Calculation of the Total Distance Traveled

To calculate the total distance traveled by an object, we need to consider the two phases of its motion: the first phase where it moves with a constant velocity of 3 m/s for 20 seconds, and the second phase where it decelerates with an acceleration of 2 m/s^2 and comes to a stop in 15 seconds.
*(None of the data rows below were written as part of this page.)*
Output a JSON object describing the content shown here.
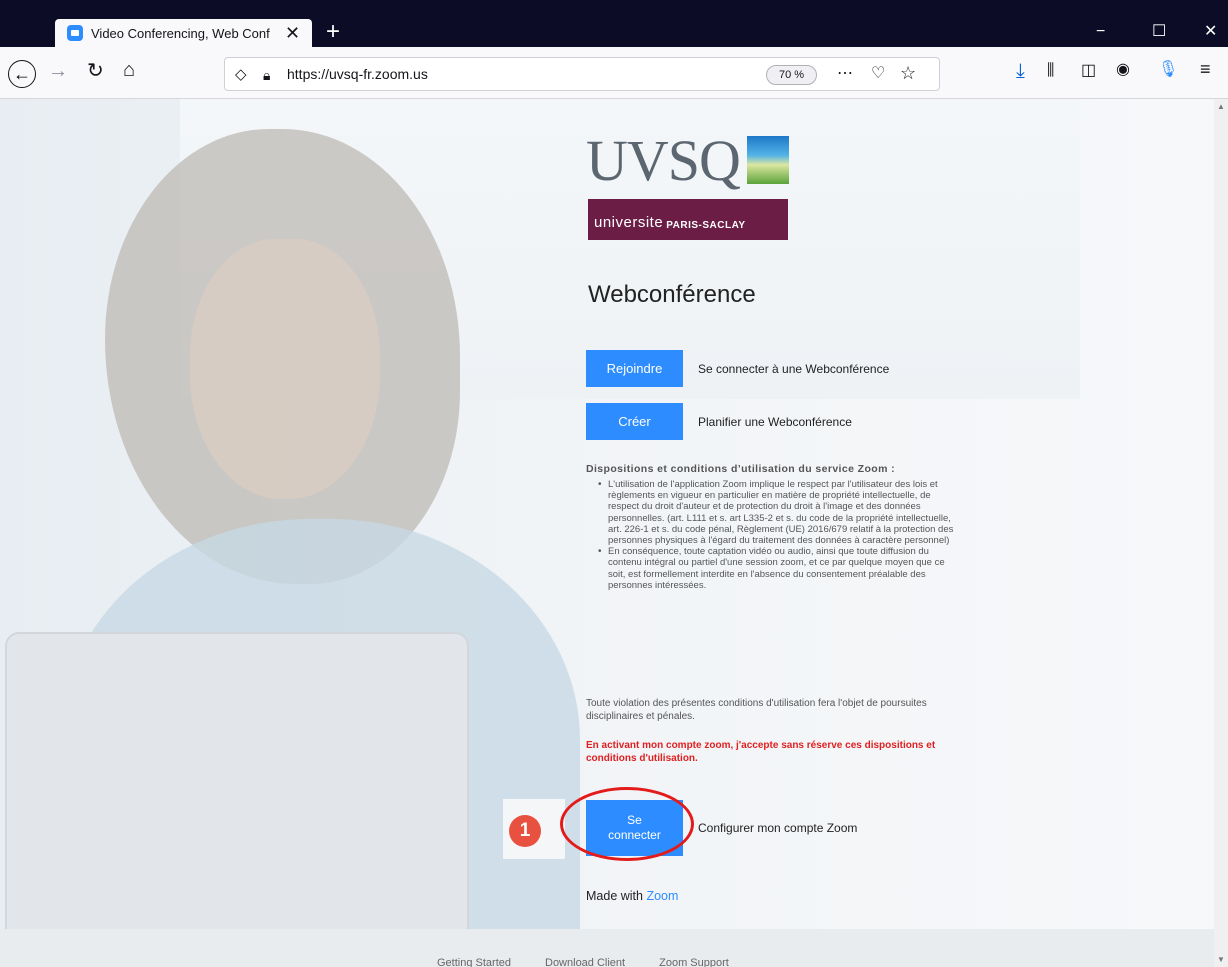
{
  "browser": {
    "tab_title": "Video Conferencing, Web Conf",
    "url": "https://uvsq-fr.zoom.us",
    "zoom": "70 %",
    "page_actions_icon": "ellipsis-icon",
    "window_controls": {
      "minimize": "−",
      "maximize": "☐",
      "close": "✕"
    }
  },
  "logos": {
    "uvsq": "UVSQ",
    "ups_main": "universite",
    "ups_sub": "PARIS-SACLAY"
  },
  "main": {
    "title": "Webconférence",
    "join_button": "Rejoindre",
    "join_desc": "Se connecter à une Webconférence",
    "create_button": "Créer",
    "create_desc": "Planifier une Webconférence",
    "terms_title": "Dispositions et conditions d’utilisation du service Zoom :",
    "terms_items": [
      "L'utilisation de l'application Zoom implique le respect par l'utilisateur des lois et règlements en vigueur en particulier en matière de propriété intellectuelle, de respect du droit d'auteur et de protection du droit à l'image et des données personnelles. (art. L111 et s. art L335-2 et s. du code de la propriété intellectuelle, art. 226-1 et s. du code pénal, Règlement (UE) 2016/679 relatif à la protection des personnes physiques à l'égard du traitement des données à caractère personnel)",
      "En conséquence, toute captation vidéo ou audio, ainsi que toute diffusion du contenu intégral ou partiel d'une session zoom, et ce par quelque moyen que ce soit, est formellement interdite en l'absence du consentement préalable des personnes intéressées."
    ],
    "terms_note": "Toute violation des présentes conditions d'utilisation fera l'objet de poursuites disciplinaires et pénales.",
    "terms_warning": "En activant mon compte zoom, j'accepte sans réserve ces dispositions et conditions d'utilisation.",
    "connect_button_line1": "Se",
    "connect_button_line2": "connecter",
    "connect_desc": "Configurer mon compte Zoom",
    "step_number": "1",
    "made_with_prefix": "Made with",
    "made_with_link": "Zoom"
  },
  "footer": {
    "links": [
      "Getting Started",
      "Download Client",
      "Zoom Support"
    ]
  },
  "colors": {
    "zoom_blue": "#2d8cff",
    "warning_red": "#e02020",
    "ups_purple": "#6c1d45",
    "highlight_red": "#e31b1b"
  }
}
In the first phase, the object moves with a constant velocity of 3 m/s for 20 seconds. The distance traveled during this phase can be calculated using the formula:

Distance = Velocity × Time

Substituting the given values, we have:

Distance1 = 3 m/s × 20 s

Now, let's calculate the distance traveled during the first phase:

Distance1 = 3 m/s × 20 s = 60 meters In the second phase, the object decelerates with an acceleration of 2 m/s^2 and comes to a stop in 15 seconds. To calculate the distance traveled during this phase, we can use the equation of motion:

Distance = Initial Velocity × Time + (1/2) × Acceleration × Time^2

Since the object comes to a stop, the final velocity is 0 m/s. Therefore, the equation simplifies to:

Distance2 = (1/2) × Acceleration × Time^2

Substituting the given values, we have:

Distance2 = (1/2) × 2 m/s^2 × (15 s)^2

Now, let's calculate the distance traveled during the second phase:

Distance2 = (1/2) × 2 m/s^2 × (15 s)^2 = 225 meters To find the total distance traveled, we add the distances traveled during the two phases:

Total Distance = Distance1 + Distance2

Substituting the calculated values, we have:

Total Distance = 60 meters + 225 meters = 285 meters

Therefore, the object will travel a total distance of 285 meters during its entire motion.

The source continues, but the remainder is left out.